Now, I generally try to avoid giving unsolicited advice, but I’m going to break that rule here: If you’re ever inclined to write an inspirational memoir about your life, base it on your actual life. If you’d rather make it all up, call it fiction. I think that’s good advice. And here are my reasons why.

1. You will probably get caught.

The internet makes it really easy to check facts these days. Remember when James Frey got busted for fabricating and embellishing many of the more dramatic elements of A Million Little Pieces? And Oprah Winfrey and his publisher and everyone who previously supported him were really embarrassed? Well, add two new high-profile fakes to the mix, and editors are probably going to start checking stories a little more carefully.

Of course, the fact that the

Misha publishers failed to seriously question the “raised by wolves” claim does make me think that perhaps I’m wrong about this.

2. Oprah might yell at you on national television.

So far this has only happened to James Frey.

But it had to be really embarrassing.

3. Your siblings will have the opportunity to exact revenge for all the things you did to them as a child.

Margaret Seltzer’s sister was the one who ratted her out, saying “It could have and should have been stopped before now.” And “I don’t know how [the publisher] do[es] business, but I would think that protocol would have them doing fact-checking.” (I would think so, too.) Ouch.

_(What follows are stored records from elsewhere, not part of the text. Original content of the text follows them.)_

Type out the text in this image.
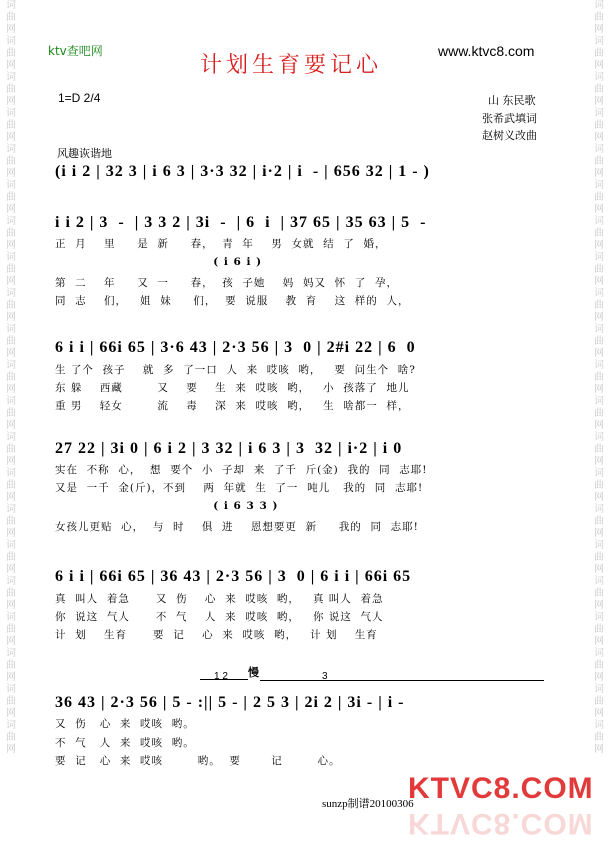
词
曲
网
词
曲
网
词
曲
网
词
曲
网
词
曲
网
词
曲
网
词
曲
网
词
曲
网
词
曲
网
词
曲
网
词
曲
网
词
曲
网
词
曲
网
词
曲
网
词
曲
网
词
曲
网
词
曲
网
词
曲
网
词
曲
网
词
曲
网
词
曲
网
词
曲
网
词
曲
网
词
曲
网
词
曲
网
词
曲
网
词
曲
网
词
曲
网
词
曲
网
词
曲
网
词
曲
网
词
曲
网
词
曲
网
词
曲
网
词
曲
网
词
曲
网
词
曲
网
词
曲
网
词
曲
网
词
曲
网
词
曲
网
词
曲
网
ktv查吧网
计划生育要记心
www.ktvc8.com
1=D 2/4	山 东民歌
张希武填词
赵树义改曲
风趣诙谐地
(i i 2 | 32 3 | i 6 3 | 3·3 32 | i·2 | i  - | 656 32 | 1 - )
i i 2 | 3  -  | 3 3 2 | 3i  -  | 6  i  | 37 65 | 35 63 | 5  -
正  月    里     是  新     春，  青  年    男  女就  结  了  婚，
( i 6 i )
第  二    年     又  一     春，  孩  子她    妈  妈又  怀  了  孕，
同  志    们，   姐  妹     们，  要  说服    教  育    这  样的  人，
6 i i | 66i 65 | 3·6 43 | 2·3 56 | 3  0 | 2#i 22 | 6  0
生 了个  孩子    就  多  了一口  人  来  哎咳  哟，   要  问生个  啥?
东 躲    西藏        又    要    生  来  哎咳  哟，   小  孩落了  地儿
重 男    轻女        流    毒    深  来  哎咳  哟，   生  啥都一  样，
27 22 | 3i 0 | 6 i 2 | 3 32 | i 6 3 | 3  32 | i·2 | i 0
实在  不称  心，  想  要个  小  子却  来  了千  斤(金)  我的  同  志耶!
又是  一千  金(斤)，不到    两  年就  生  了一  吨儿   我的  同  志耶!
( i 6 3 3 )
女孩儿更贴  心，  与  时    俱  进    恩想要更  新     我的  同  志耶!
6 i i | 66i 65 | 36 43 | 2·3 56 | 3  0 | 6 i i | 66i 65
真  叫人  着急      又  伤    心  来  哎咳  哟，   真 叫人  着急
你  说这  气人      不  气    人  来  哎咳  哟，   你 说这  气人
计  划    生育      要  记    心  来  哎咳  哟，   计 划    生育
1 2 慢	3
36 43 | 2·3 56 | 5 - :|| 5 - | 2 5 3 | 2i 2 | 3i - | i -
又  伤   心  来  哎咳  哟。
不  气   人  来  哎咳  哟。
要  记   心  来  哎咳        哟。  要       记        心。
sunzp制谱20100306
KTVC8.COM
KTVC8.COM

So if you’re tempted to write the great fake memoir, remember when you refused to let your little sister play Atari. And when you told on your brother after he held you down and spit on you. They might finally have the perfect opportunity to laugh the last laugh.

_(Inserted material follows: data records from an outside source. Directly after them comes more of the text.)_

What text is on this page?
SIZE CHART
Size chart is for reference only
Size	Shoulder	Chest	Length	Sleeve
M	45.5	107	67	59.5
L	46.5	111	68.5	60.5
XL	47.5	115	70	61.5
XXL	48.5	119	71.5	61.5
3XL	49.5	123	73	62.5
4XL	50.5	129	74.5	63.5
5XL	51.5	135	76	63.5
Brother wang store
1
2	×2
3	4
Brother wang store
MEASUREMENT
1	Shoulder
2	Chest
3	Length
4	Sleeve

4. People will write really mean things about you in the reviews section of Amazon.com.

You can read the Love and Consequences comments here. And the Misha comments are here. They’re not very nice. And it’s not fun to read the comments of people who don’t like you or your writing.

5. You’ll forever be known as “the person who wrote the fake memoir about being raised by wolves.”

In all fairness, you’d have to write a memoir about being raised by wolves to get this moniker. (But I imagine you could get a number of other similarly embarrassing titles, many of which would include “liar” and perhaps “pants on fire.”)

Now, I honestly don’t want to dismiss or disparage Misha Defonseca’s clearly traumatic childhood. Violently losing your parents at a young age must be horrifying, and I can appreciate that a child would construct a heroic fantasy life to deal with the trauma. But publishing a memoir that claims you were raised by wolves? That is, perhaps, taking things a bit too far.

So, when you sit down to write your memoir, unless you actually were raised by wolves, you might want to stick to the more boring, but true, stories that probably won’t actually get you a book deal.